Song Review: Scotty McCreery, “This Is It”

It’s an appropriate title, but I wish this song was more “This is it!” and less “this is it?”

With the 24-second clock about to expire on his career, Scotty McCreery threw up a desperation three hoping to get just “Five More Minutes.” The shot hit nothing but net, and McCreery earned himself a No. 1 hit, a new album (Seasons Change), and a new record deal with Triple Tigers Records. Now, he’s returning to the radio with “This Is It,” and while it’s a decent track as it is, it’s also a very safe play, and it feels like McCreery’s team missed an opportunity to capitalize on his momentum and take this song to the next level.

In terms of the production, there isn’t a whole lot to talk about, regardless of what you’re referring to. After the opening (out of place) siren synth, the mix boils down to a pair of guitars (a bright electric carrying the melody and an acoustic filling it the gaps behind it) and a restrained drum set.
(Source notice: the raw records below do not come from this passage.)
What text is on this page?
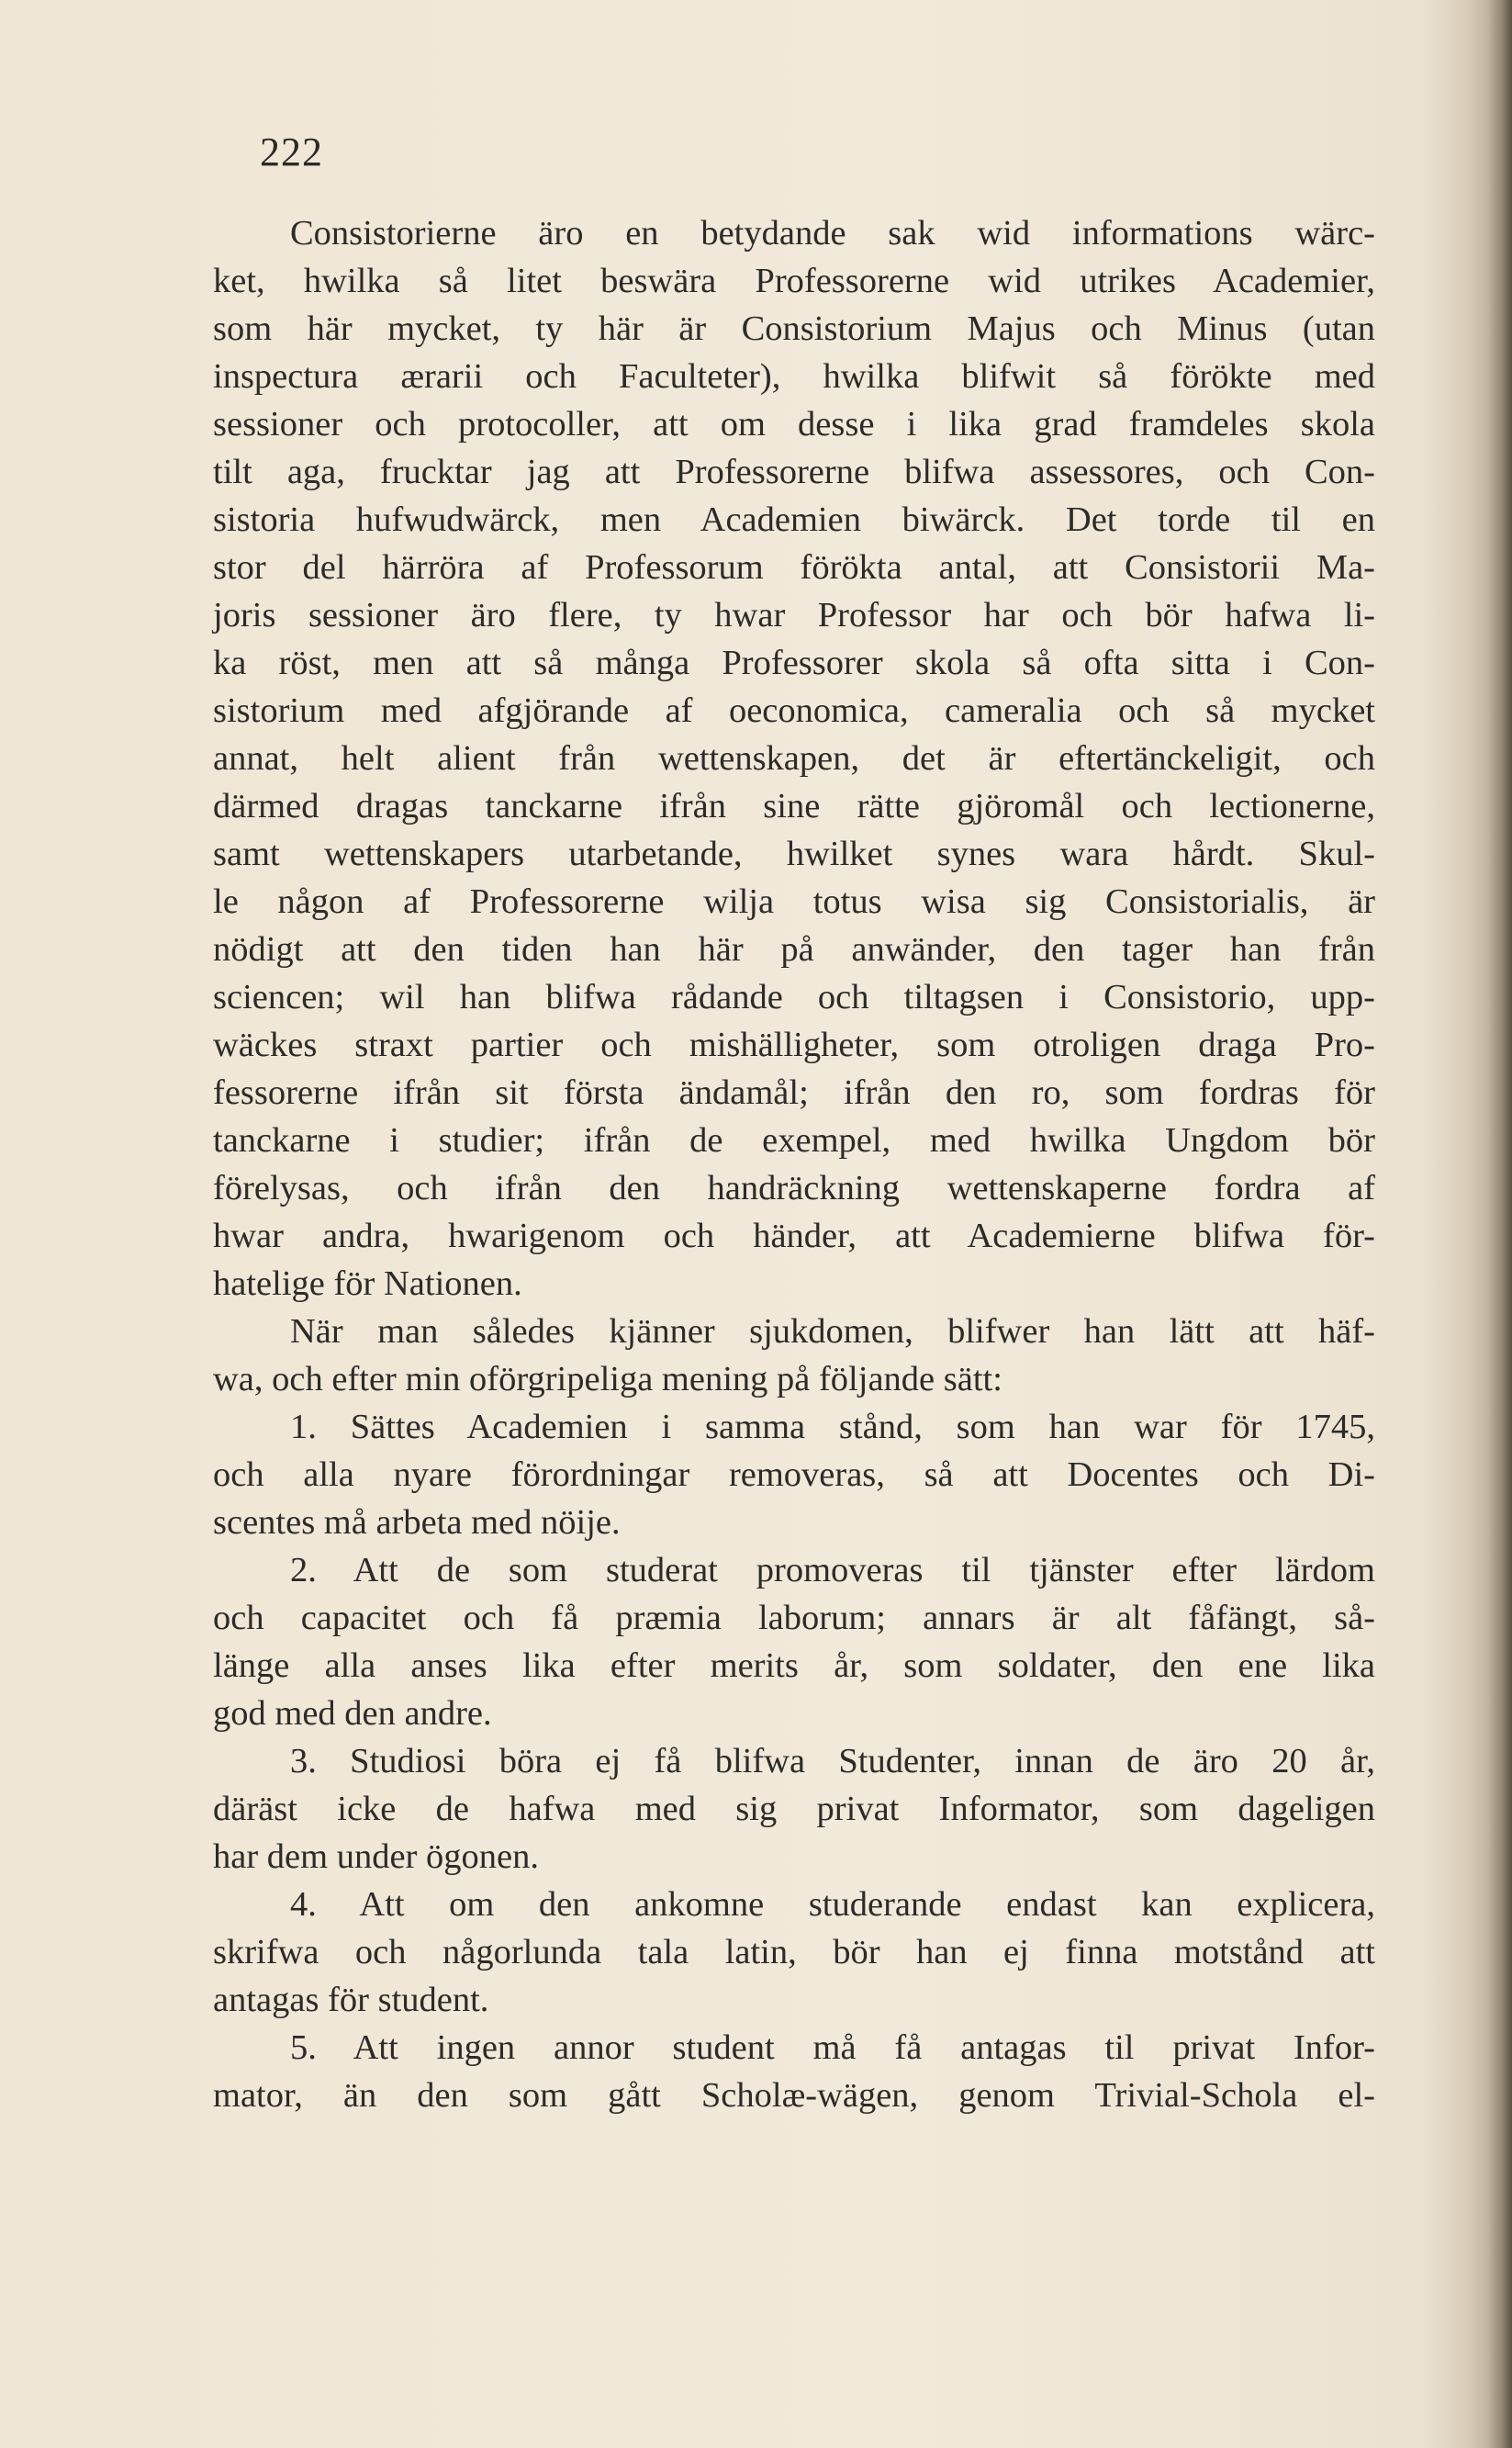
222
Consistorierne äro en betydande sak wid informations wärc-
ket, hwilka så litet beswära Professorerne wid utrikes Academier,
som här mycket, ty här är Consistorium Majus och Minus (utan
inspectura ærarii och Faculteter), hwilka blifwit så förökte med
sessioner och protocoller, att om desse i lika grad framdeles skola
tilt aga, frucktar jag att Professorerne blifwa assessores, och Con-
sistoria hufwudwärck, men Academien biwärck. Det torde til en
stor del härröra af Professorum förökta antal, att Consistorii Ma-
joris sessioner äro flere, ty hwar Professor har och bör hafwa li-
ka röst, men att så många Professorer skola så ofta sitta i Con-
sistorium med afgjörande af oeconomica, cameralia och så mycket
annat, helt alient från wettenskapen, det är eftertänckeligit, och
därmed dragas tanckarne ifrån sine rätte gjöromål och lectionerne,
samt wettenskapers utarbetande, hwilket synes wara hårdt. Skul-
le någon af Professorerne wilja totus wisa sig Consistorialis, är
nödigt att den tiden han här på anwänder, den tager han från
sciencen; wil han blifwa rådande och tiltagsen i Consistorio, upp-
wäckes straxt partier och mishälligheter, som otroligen draga Pro-
fessorerne ifrån sit första ändamål; ifrån den ro, som fordras för
tanckarne i studier; ifrån de exempel, med hwilka Ungdom bör
förelysas, och ifrån den handräckning wettenskaperne fordra af
hwar andra, hwarigenom och händer, att Academierne blifwa för-
hatelige för Nationen.
När man således kjänner sjukdomen, blifwer han lätt att häf-
wa, och efter min oförgripeliga mening på följande sätt:
1. Sättes Academien i samma stånd, som han war för 1745,
och alla nyare förordningar removeras, så att Docentes och Di-
scentes må arbeta med nöije.
2. Att de som studerat promoveras til tjänster efter lärdom
och capacitet och få præmia laborum; annars är alt fåfängt, så-
länge alla anses lika efter merits år, som soldater, den ene lika
god med den andre.
3. Studiosi böra ej få blifwa Studenter, innan de äro 20 år,
däräst icke de hafwa med sig privat Informator, som dageligen
har dem under ögonen.
4. Att om den ankomne studerande endast kan explicera,
skrifwa och någorlunda tala latin, bör han ej finna motstånd att
antagas för student.
5. Att ingen annor student må få antagas til privat Infor-
mator, än den som gått Scholæ-wägen, genom Trivial-Schola el-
Energy and momentum seem to be in short supply as well, and while the mix does a nice job establishing a relaxed, positive atmosphere that supports the writing well enough, there isn’t enough power or emotion here to drive the point home. When the lyrics raise the stakes and transition from a mountain view to wedding bells, the production doesn’t rise up to meet the challenge, and makes what could have been a poignant moment feel “meh” instead. It’s a good effort that carries some emotional weight and keeps the focus on the writing and the characters, but I can’t help but feel like a great effort would have really pushed this song over the top.

Similarly, McCreery’s biggest sin here is that he just makes it look so darn easy. He’s got great tone, great range, and a ton of charm, but his delivery is so smooth and consistent that as the story progresses and moves towards the climax, he doesn’t bring enough power and emotion to the table to keep up. As a result, he sounds like he’s on auto-pilot through the second half of the track, and the song doesn’t feel as sincere as it should. I’ve heard enough from McCreery to know he has the skill and ability to deliver what’s missing from this performance, but just like Chris Young did on “Losin’ Sleep,” McCreery obediently sticks to the same substandard tone as the production, turning what could have been a moving performance into one that’s just okay.

The lyrics start by sort of setting the scene for a mountaintop wedding proposal, and talk about how the moment the narrator and their partner have both been waiting for is now upon them. (I say “sort of setting” because the lyrics make the bizarre decision to explicitly not describe the view, which is fine for someone who’s standing there and can just open their eyes, but not so much for someone who’s listening to the song on the freeway and really needs the narrator to provide more details.) It’s not a terribly novel tale, but it’s got a fair amount of charm and cuteness to it, even when the song makes the sudden, jarring transition to the couple’s wedding day at the end. Of the song’s three major components, the writing is the only one that tries to ramp up the energy and emotion by providing some context for the scene and talk about the buildup that’s been happening by the scenes. By relying on emotion rather than novelty or cleverness, however, the lyrics needs to have the other players step up to the plate and set the proper mood so that the lyrics can push through and really move its audience to feel something. Here, however, the production and vocals only make a halfhearted effort to keep up, and the listener is only kinda-sorta moved as a result.

“This Is It” gives off a strong odor of wasted potential to me. It’s a decent song as it is, and people will probably enjoy it, but it would have been much more moving and impactful (and could have been a no-brainer wedding-playlist song) if the production and vocals had done more to keep up with the lyrics. It’s a slight regression from “Five More Minutes,” and Scotty McCreery has learned the hard way that you’re only as good as your last single. If this is really it, I’ll guess I’ll take it, but man, this could’ve been so much more.

Rating: 6/10. Even in its current state, it’s worth a spin or two.